Based on these findings, Fowler said, personalized drug therapies and treatments would be needed to enhance or reduce the cells’ directionality and movement issues, depending on the patient-specific mutation.

“Just as megakaryocyte migration properties are affected by improper MYH9 myosin function, it is also possible that clots formed by the platelets carrying these mutations are unstable,” Fowler said. “Further hematological analysis of platelet properties from MYH9-RD patients will be required to determine if these mutations affect clot formation. Since many patients with MYH9-RD also develop cataracts, hearing loss and kidney problems, our study can also shed light on the causes for other defects associated with this disease in patients.”
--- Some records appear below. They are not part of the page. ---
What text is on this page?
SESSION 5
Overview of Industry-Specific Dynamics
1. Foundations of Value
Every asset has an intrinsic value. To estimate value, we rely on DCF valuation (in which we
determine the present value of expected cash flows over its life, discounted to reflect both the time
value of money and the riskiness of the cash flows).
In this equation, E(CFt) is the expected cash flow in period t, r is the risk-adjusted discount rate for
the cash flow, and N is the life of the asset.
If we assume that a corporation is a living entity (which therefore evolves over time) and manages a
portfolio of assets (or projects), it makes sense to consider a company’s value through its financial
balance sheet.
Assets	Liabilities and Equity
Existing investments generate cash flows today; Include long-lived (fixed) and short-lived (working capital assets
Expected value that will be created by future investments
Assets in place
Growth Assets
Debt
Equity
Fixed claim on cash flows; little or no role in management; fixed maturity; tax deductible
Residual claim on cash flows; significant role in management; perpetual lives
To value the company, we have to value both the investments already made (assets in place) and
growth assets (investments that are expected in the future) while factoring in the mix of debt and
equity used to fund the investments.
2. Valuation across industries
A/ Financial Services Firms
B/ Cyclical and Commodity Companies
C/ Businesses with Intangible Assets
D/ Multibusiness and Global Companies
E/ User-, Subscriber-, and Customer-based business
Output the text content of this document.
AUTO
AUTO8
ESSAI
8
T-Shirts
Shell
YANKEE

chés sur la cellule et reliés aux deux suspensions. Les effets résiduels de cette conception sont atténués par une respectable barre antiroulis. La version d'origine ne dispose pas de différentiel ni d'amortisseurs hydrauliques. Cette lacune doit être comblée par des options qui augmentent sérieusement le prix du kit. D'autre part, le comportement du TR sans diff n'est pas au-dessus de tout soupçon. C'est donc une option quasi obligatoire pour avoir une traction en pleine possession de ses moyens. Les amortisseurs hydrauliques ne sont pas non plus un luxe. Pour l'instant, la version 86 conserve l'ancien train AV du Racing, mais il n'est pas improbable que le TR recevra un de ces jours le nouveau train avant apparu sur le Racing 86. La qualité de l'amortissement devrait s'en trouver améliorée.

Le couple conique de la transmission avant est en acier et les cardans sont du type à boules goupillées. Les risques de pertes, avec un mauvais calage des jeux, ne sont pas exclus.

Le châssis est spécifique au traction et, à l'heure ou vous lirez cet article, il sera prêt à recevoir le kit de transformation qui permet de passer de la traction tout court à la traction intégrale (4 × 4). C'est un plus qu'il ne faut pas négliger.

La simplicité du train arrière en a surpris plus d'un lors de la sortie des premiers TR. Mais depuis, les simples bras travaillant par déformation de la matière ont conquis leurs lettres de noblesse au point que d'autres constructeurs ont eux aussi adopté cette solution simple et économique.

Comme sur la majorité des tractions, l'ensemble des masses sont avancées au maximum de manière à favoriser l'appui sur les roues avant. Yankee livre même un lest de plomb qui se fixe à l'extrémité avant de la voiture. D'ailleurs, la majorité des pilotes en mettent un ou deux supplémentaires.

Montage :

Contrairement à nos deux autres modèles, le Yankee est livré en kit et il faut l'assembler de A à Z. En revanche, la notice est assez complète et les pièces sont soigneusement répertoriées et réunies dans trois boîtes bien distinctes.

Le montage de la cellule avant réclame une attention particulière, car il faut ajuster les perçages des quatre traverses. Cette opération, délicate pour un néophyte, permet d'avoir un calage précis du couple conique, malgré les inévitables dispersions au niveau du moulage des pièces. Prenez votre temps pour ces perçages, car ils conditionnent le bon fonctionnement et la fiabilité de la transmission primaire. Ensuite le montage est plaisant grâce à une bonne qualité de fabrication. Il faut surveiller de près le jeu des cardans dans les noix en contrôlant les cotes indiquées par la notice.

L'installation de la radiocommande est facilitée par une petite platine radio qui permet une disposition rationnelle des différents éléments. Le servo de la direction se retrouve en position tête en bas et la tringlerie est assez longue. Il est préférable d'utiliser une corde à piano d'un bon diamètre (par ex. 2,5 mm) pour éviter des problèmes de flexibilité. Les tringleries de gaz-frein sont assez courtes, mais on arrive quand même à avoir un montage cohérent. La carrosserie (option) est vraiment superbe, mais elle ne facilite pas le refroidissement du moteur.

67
Fowler, who began this study at the Scripps Research Institute, where she worked prior to joining the UD faculty in 2019, has nothing but praise for her research team, including the first author on the paper, Kasturi Pal, a former postdoctoral researcher at UD. 

“Dr. Pal was just fantastic—she had never worked with megakaryocytes before. But she is one of these people who takes risks, initiates collaborations and responds to constructive criticism,” Fowler said. “I’m proud to have had a role in mentoring her.”

Pal recently began a new position as assistant professor of biological sciences at Ashoka University in Sonepat, Haryana, India.

Other co-authors include Roberta Nowak, senior research associate at Scripps Research Institute; Neil Billington, structural biologist, Rong Liu, L’Enfant Postdoctoral Fellow, and James Sellers, senior investigator, all from NIH’s National Heart, Lung and Blood Institute; and postdoctoral researcher Arit Ghosh from UD.

The research was supported by NIH National Heart, Lung and Blood Institute (NHLBI) grant R01-HL083464 to Fowler, NHLBI Division of Intramural Research support to Sellers (ZIAHL001786) and a Judith Graham Pool National Hemophilia Foundation postdoctoral fellowship to Pal.